The National Center for Supercomputing Applications at the University of Illinois just fired up its Delta system back in April 2022, and now it has just been given $10 million by the National Science Foundation to expand that machine with an AI partition, called DeltaAI appropriately enough, that is based on Nvidia’s “Hopper” H100 GPU accelerators.
There are thousands of academic HPC centers around the world that have fairly modest for pretty big systems, and collectively they probably comprise – here is a wild guess because we have never seen such data – somewhere around two-thirds of the HPC capacity in the world. And that’s a wild guess because the Top500 supercomputing list is full of machines that do not do HPC as their day (and night) jobs and isn’t long enough to capture the details of all of the machines at these academic research centers.
It is with this in mind that we ponder what $10 million buys in terms of capacity these days.

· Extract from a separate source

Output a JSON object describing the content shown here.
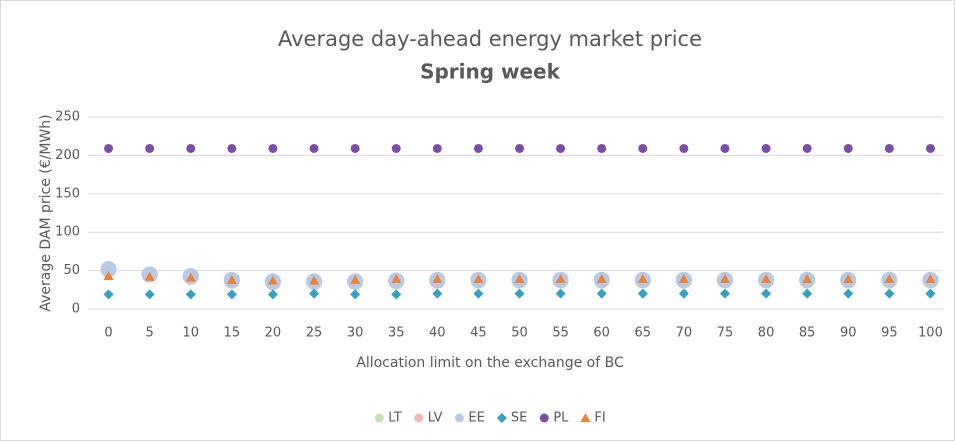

The original Delta machine, which we profiled here and which cost $10 million as well, uses a mix of Apollo 2500 CPU nodes and Apollo 6500 CPU-GPU nodes from Hewlett Packard Enterprise all lashed together with the “Rosetta” Slingshot Ethernet interconnect created by Cray and now controlled by HPE. There were 124 Apollo 2500 nodes with a pair of 64-core AMD “Milan” Epyc 7763 CPUs , 100 Apollo 6500 nodes with one of the same Milan CPUs and four 40 GB Nvidia “Ampere” A100 accelerators, and another 100 Apollo 6500 nodes with four Nvidia Ampere A40 accelerators, which are good for rendering, graphics, and AI inference. All of these machines had 256 GB of memory, which is a low amount for AI work but a reasonable if somewhat light 2 GB per core ratio. (3 GB per core is better, and 4 GB per core is preferred.) The Delta system also had a testbed partition based on the Apollo 6500 enclosures that had a pair of the Milan CPUs and eight 40 GB Nvidia A100 SXM4 GPUs interlinked with NVSwitch fabrics and able to access 2 TB of main memory. This was clearly aimed at AI workloads.
If you do all of the math on those CPUs and GPUs in the Delta system, you get a combined 6 petaflops across the vector engines that HPC workloads are tuned for and 131.1 petaflops for FP16 operations across the CPU vector engines and the GPU matrix math engines without sparsity turned on for AI workloads.
NCSA has not participated in the Top500 rankings of supercomputers since Cray built hybrid CPU-GPU “Blue Waters” system back in 2012. That Blue Waters machine had a peak 13.1 petaflops at FP64 double precision and cost a whopping $188 million and had 49,000 Opteron processors and 3,000 Nvidia GPUs. Delta had less than half the performance of Blue Waters on FP64 work, but 10X the oomph on FP16 math. (You would just quarter fill a vector to kluge FP16 support on the older machine.) And it obviously burns a lot less power and takes up a lot less space.
The $10 million DeltaAI upgrade, about which we know very little, looks like it is populating a bunch of those Apollo 6500s with newer “Hopper” H100 SXM5 GPU accelerators and hooking them into the Slingshot network. The award was announced here by the NSF and was announced there by the NCSA, and there is not a lot of detail. So we hauled out the Excel spreadsheet once again.
The DeltaAI award says: “The compute elements of DeltaAI will provide more than 300 next-generation Nvidia graphics processors delivering over 600 petaflops of half-precision floating point computing, distributed across an advanced network interconnect for application communications and access to an innovative, flash-based storage subsystem.”
When we do the math on that, if you have 38 servers with eight H100 SXM5 GPU accelerators, that is 304 GPUs and 601.6 petaflops peak at FP16 on the H100 Tensor Cores with sparsity on. So, that is the only possible configuration that hits the datapoints for a DeltaAI configuration. The budgeting works out, too, if you assume NCSA got about 30 percent off on the GPUs and only burned 10 percent of the $10 million on networking. The DeltaAI partition, by the way, will add another 10.6 petaflops of FP64 vector performance on the CPUs and GPUs in those 38 nodes. So the total performance of the Delta+DeltaAI machine will be 16.6 petaflops peak at FP64 and 732.8 petaflops peak at FP16 precision for AI work.
In the original “Delta” article (as noted by Eric), the machine had one MI100 node (among a bunch of A40 and A100 nodes, with EPYCs). That was possibly leveraged to get a competitive discount on the H100 upgrade (lest nVidia wanted them to go the MI300 route …) — nice Chicago-style poker bluff if it was!
Still, a mildly steeper discount (just a nudge really) could have helped NCSA-Delta pass the all-CPU Toki-Sora (A64FX, 16.6PF) more cleanly, and possibly even HiPerGator (17.2PF of EPYC+A100), and further establish the need for “everyone” to upgrade to the Hopper Stomper … could this be a case of “missed it by just *that* much”?